Les shampoings font partie intégrante du toilettage régulier des chevaux. Ils éliminent la saleté, la sueur et les débris tout en soutenant la fonction barrière naturelle de la peau. Cependant, avec la grande variété de produits disponibles, choisir une formule sûre et efficace n’est pas toujours simple.

Comme la peau du cheval diffère de celle de l’humain en termes de pH, de production de sébum et de sensibilité, les shampoings doivent être spécifiquement formulés pour les chevaux. L’utilisation d’un produit inapproprié peut éliminer les huiles protectrices, perturber le microbiome cutané ou aggraver des affections dermatologiques existantes.

L’article qui suit présente les meilleurs types de shampoings pour chevaux et explique les principes scientifiques derrière la santé de la peau et du pelage équin. Vous découvrirez les différents types de produits, les ingrédients courants et les principales considérations d’innocuité qui vous permettront de choisir le shampoing le plus efficace pour votre cheval.

Maintenir la santé de la peau et du pelage chez le cheval

Avant de choisir un shampoing pour votre cheval, il est important de comprendre la biologie unique de la peau et du poil équins. La peau du cheval n’est pas simplement une version plus grande de la peau humaine ; elle présente des différences structurelles et fonctionnelles distinctes qui influencent directement l’innocuité et l’efficacité des produits.

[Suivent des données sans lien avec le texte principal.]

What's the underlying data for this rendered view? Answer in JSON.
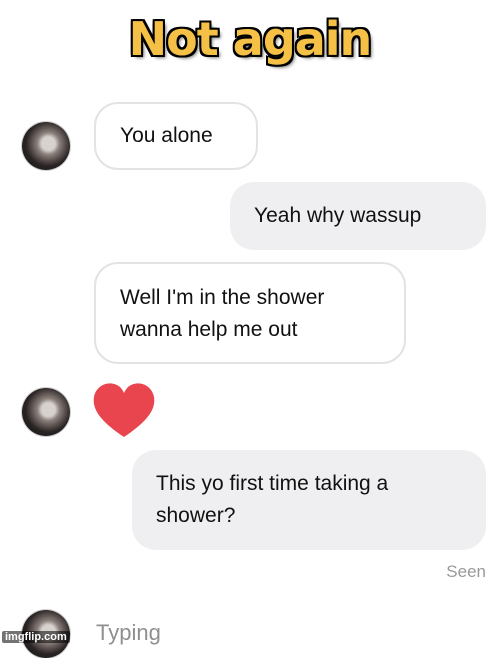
{
  "caption": "Not again",
  "messages": [
    {
      "from": "them",
      "text": "You alone"
    },
    {
      "from": "me",
      "text": "Yeah why wassup"
    },
    {
      "from": "them",
      "text_line1": "Well I'm in the shower",
      "text_line2": "wanna help me out"
    },
    {
      "from": "them",
      "icon": "heart-emoji"
    },
    {
      "from": "me",
      "text_line1": "This yo first time taking a",
      "text_line2": "shower?"
    }
  ],
  "status": {
    "seen": "Seen",
    "typing": "Typing"
  },
  "watermark": "imgflip.com",
  "colors": {
    "caption": "#f5c046",
    "heart": "#e8454f",
    "outgoing_bubble": "#efeff1"
  }
}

La peau est le plus grand organe du cheval, représentant jusqu’à 12 % de son poids corporel total. Elle agit comme une barrière dynamique entre l’environnement interne et le monde extérieur, assurant protection, thermorégulation et perception sensorielle. [1]

Épiderme

La couche la plus externe de la peau, l’épiderme, est un épithélium pavimenteux stratifié dépourvu de son propre apport sanguin. Il dépend plutôt de la diffusion à partir du derme sous-jacent. Chez le cheval, l’épiderme est relativement mince comparativement à celui de nombreuses autres espèces animales, ce qui le rend plus vulnérable aux irritations causées par des produits agressifs ou des facteurs environnementaux. [1]

Les kératinocytes constituent plus de 95 % de l’épiderme du cheval. Ces cellules proviennent de cellules souches situées dans la couche basale et migrent progressivement vers la surface, changeant de forme à mesure qu’elles se différencient, un phénomène qu’on appelle desquamation. Au cours de ce processus, elles produisent des protéines de kératine et des substances riches en lipides qui forment la barrière imperméable de la peau. [1]

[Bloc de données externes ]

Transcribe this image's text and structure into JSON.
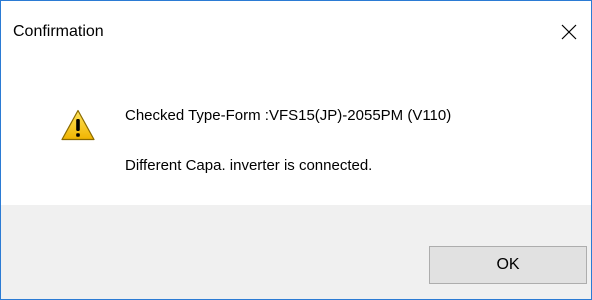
{
  "window": {
    "title": "Confirmation",
    "close_icon": "close-icon",
    "border_color": "#2b7bd4"
  },
  "message": {
    "icon": "warning-icon",
    "line1": "Checked Type-Form :VFS15(JP)-2055PM (V110)",
    "line2": "Different Capa. inverter is connected."
  },
  "buttons": {
    "ok_label": "OK"
  },
  "colors": {
    "content_bg": "#ffffff",
    "footer_bg": "#f0f0f0",
    "button_bg": "#e1e1e1",
    "warning_yellow": "#f2c400"
  }
}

Figure 1. Couches de l’épiderme équin et desquamation

horse skin layersIllustration :

Légende
Stratum Corneum : Couche cornée
Stratum Lucidum : Couche claire
Stratum Granulosum : Couche granuleuse
Stratum Spinosum : Couche épineuse
Stratum Basale : Couche basale
Dermis : Derme
Desquamation : Desquamation

Finalement, les kératinocytes meurent et sont éliminés sous forme de squames, un processus continu chez les chevaux en santé. Cette légère desquamation est normale et ne constitue pas en soi un signe de maladie. [1]

L’épiderme du cheval contient également plusieurs types de cellules spécialisées, dont : [1]

  • Les mélanocytes : produisent le pigment qui protège contre les rayons ultraviolets et détermine la couleur de la peau et du pelage
  • Les cellules de Langerhans : issues de la moelle osseuse, elles agissent comme des sentinelles immunitaires en capturant et en présentant des antigènes aux lymphocytes
  • Les cellules de Merkel : moins nombreuses, elles agissent comme des mécanorécepteurs à adaptation lente, contribuant à la sensibilité tactile du cheval

Ensemble, ces cellules font de l’épiderme bien plus qu’une barrière passive : elles en font un acteur clé de la défense et de la perception des sensations. [1]

Derme

Sous l’épiderme se trouve le derme, le centre vasculaire et structurel de la peau. Il soutient les follicules pileux, les glandes sébacées et les glandes sudoripares, tout en assurant la force et l’élasticité grâce à sa structure de collagène et d’élastine. [1]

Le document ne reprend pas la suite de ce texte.